Контрразведчик

22
18
20
22
24
26
28
30

Ранение оказалось легким. Осколки не задели ни связок, ни сухожилий, и Максим остался лечиться в санчасти бригады. Для Аверьянова все вышло намного хуже. Восстанавливать раздробленную кость его повезли в центральный клинический госпиталь в славный городок Реутов.

Санчасть бригады располагалась в самом стерильном помещении завода. Солдатики с утра до вечера надраивали полы и проветривали помещения. Стенки между палатами были из натянутого брезента.

— Свистать всех наверх! — периодически кричал лежащий в одной палате с Максимом командир роты второго батальона капитан Куралесов, застудивший спину после трехдневного лежания в заслоне в Аргунском ущелье. — Капитан требует свое судно.

В палату на его крики вбегала молоденькая, лет двадцати, сестричка и, густо краснея, подставляла под прорезь в кровати утку. Выносили и переворачивали капитана бойцы.

Во время переворачивания вся санчасть наполнялась матерными криками, и на глазах офицера выступали большие, какие бывают от сильной боли, слезы. А по вечерам приходил начальник медслужбы полковник Кржижановский, чтобы сделать Куралесову массаж. Бесцеремонный циник, начмед вселял страх во всех, кто попадал в санчасть. Он вправлял кости, массировал застуженные и защемленные нервы так, как будто лепил котлеты, и никогда не предлагал ничего, что бы могло облегчить боль. За глаза его звали Костоломом. Огромный в плечах, представитель древнего польского рода, оставшегося в России, он лишь отдаленно напоминал своих панов-предков. Он не боялся вездесущих комаров, и они его никогда не кусали. И Максим один раз увидел причину этому. На закате, когда красное, уставшее за день солнце освещало город, лейтенант, оперевшись на костыль, вышел в курилку. Спиной к нему с голым торсом стоял хирург. Он был полностью покрыт густыми, сантиметров в десять, волосами. На плечах они еле пропускали свет уходящего светила, открывая для обзора десятка три насекомых, застрявших в них.

— Что, Максимка, идешь на поправку?

— Да боюсь я вас, хочу выписаться, — улыбнулся Михайленко, гадая, как Кржижановский определил, что за его спиной стоит именно он.

— О! — поднял хирург палец вверх и повернулся. — Его широкие гусарские усищи на полном и довольном жизнью и собой лице подлетели от улыбки вверх. — Лечение страхом! Если пациент боится врача, он задействует все внутренние ресурсы, чтоб побыстрее выздороветь.
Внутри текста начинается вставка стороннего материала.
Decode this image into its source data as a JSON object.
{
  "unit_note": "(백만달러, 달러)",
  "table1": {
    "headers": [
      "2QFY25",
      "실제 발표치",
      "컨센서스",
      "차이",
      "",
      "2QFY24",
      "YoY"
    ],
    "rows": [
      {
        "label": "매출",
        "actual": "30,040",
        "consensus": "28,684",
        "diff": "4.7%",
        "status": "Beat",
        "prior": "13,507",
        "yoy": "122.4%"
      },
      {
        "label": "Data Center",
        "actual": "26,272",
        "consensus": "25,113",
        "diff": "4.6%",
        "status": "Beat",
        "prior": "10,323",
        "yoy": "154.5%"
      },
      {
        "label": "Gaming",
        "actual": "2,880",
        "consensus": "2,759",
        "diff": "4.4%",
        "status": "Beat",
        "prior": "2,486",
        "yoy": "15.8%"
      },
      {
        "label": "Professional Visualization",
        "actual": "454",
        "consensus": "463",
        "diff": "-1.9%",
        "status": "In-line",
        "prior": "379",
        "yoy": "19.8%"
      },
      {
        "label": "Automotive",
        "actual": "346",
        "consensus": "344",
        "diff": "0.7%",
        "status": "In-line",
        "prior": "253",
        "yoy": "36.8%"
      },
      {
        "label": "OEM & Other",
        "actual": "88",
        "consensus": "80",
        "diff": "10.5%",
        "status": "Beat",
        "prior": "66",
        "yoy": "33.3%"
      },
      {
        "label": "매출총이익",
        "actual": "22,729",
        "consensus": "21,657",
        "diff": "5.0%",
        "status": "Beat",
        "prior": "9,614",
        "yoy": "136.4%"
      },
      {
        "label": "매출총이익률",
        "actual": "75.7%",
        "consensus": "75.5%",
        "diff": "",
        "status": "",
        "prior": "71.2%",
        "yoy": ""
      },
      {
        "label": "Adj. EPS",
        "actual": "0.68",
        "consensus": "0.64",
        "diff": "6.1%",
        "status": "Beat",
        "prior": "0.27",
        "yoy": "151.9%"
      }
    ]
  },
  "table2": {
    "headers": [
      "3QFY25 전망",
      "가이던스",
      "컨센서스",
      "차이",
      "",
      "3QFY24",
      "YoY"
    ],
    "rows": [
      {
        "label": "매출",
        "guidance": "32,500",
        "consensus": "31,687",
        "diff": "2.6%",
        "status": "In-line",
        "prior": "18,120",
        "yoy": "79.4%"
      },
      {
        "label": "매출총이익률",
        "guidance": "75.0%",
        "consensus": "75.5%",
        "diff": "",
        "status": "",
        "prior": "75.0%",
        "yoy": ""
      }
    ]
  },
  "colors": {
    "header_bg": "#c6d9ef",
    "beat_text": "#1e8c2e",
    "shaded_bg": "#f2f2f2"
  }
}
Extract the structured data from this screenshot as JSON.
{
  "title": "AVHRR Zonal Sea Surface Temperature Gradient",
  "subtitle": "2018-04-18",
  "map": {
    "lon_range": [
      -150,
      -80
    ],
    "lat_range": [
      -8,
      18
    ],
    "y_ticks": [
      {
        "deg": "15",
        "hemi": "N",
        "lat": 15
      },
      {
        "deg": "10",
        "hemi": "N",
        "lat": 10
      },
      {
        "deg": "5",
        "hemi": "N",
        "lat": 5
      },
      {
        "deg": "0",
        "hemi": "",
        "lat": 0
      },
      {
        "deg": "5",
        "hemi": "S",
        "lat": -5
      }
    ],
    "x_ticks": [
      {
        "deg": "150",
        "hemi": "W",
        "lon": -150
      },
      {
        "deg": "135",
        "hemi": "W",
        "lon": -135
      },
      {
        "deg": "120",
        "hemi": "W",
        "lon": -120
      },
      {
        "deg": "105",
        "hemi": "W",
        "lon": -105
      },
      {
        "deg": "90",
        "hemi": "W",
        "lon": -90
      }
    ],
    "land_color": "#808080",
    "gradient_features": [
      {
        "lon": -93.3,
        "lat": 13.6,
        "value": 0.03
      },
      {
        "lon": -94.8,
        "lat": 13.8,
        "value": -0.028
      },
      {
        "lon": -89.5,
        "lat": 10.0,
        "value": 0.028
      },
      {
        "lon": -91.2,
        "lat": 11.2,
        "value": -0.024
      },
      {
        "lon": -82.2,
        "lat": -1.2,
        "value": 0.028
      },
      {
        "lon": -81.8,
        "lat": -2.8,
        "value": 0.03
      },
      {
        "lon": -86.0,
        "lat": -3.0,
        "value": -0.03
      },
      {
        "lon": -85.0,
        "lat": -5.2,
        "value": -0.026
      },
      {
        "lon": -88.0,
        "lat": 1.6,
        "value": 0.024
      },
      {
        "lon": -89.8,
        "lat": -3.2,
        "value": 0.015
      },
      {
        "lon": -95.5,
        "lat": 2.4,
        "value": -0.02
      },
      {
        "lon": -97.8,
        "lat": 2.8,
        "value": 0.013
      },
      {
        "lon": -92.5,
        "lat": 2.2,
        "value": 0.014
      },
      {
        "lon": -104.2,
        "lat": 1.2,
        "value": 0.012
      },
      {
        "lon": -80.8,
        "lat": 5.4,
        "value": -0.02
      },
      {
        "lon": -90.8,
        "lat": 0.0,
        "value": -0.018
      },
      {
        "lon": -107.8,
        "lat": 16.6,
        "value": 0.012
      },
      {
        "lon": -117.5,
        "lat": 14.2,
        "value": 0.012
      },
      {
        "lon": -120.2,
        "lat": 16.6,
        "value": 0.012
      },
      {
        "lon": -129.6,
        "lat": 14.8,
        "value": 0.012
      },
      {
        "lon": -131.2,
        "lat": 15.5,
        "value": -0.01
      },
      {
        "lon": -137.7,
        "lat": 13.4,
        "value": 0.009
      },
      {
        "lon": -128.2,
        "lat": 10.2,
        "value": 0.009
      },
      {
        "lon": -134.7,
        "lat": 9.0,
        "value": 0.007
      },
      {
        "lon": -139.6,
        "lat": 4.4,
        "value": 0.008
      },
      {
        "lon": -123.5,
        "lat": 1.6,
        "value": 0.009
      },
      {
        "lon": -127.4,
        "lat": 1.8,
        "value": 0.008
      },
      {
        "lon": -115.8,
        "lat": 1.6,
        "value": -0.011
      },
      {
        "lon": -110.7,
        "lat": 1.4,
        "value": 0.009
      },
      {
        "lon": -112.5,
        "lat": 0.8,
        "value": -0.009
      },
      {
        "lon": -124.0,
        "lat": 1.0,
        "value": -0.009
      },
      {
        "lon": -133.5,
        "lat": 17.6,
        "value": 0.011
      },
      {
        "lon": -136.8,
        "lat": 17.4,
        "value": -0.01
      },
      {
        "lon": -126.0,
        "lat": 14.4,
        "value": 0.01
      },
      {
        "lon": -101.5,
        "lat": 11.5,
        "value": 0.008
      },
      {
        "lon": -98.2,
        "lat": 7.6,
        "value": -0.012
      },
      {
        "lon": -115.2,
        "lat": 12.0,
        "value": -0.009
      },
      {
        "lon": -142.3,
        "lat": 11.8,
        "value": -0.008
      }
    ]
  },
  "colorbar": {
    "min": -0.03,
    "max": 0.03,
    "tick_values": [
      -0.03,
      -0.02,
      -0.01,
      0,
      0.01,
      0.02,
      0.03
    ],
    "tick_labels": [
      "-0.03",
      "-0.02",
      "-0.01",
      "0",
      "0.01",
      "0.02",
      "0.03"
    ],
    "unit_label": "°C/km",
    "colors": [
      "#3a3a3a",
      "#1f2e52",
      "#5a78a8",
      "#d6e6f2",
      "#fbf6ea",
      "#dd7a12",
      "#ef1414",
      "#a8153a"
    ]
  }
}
Когда начало темнеть, бригада оживилась. Забегали взад-вперед солдатики, вышел на плац комбриг и стал проверять, все ли на своих местах.

— Товарищ капитан, видно, начальство большое к нам приедет? — спросил Максим Куралесова.

— Плакаты с Путиным моют и розы в горшках выставили?

— Нет, — ответил, глядя в окно, Максим.

— Значит, не главком. Лампочки у курилки и у шлагбаума вкручивают?

— Тоже нет.

— Знать, и не Лабунец, командующий округом. А чего там происходит? Давай в деталях, что видишь, то и говори.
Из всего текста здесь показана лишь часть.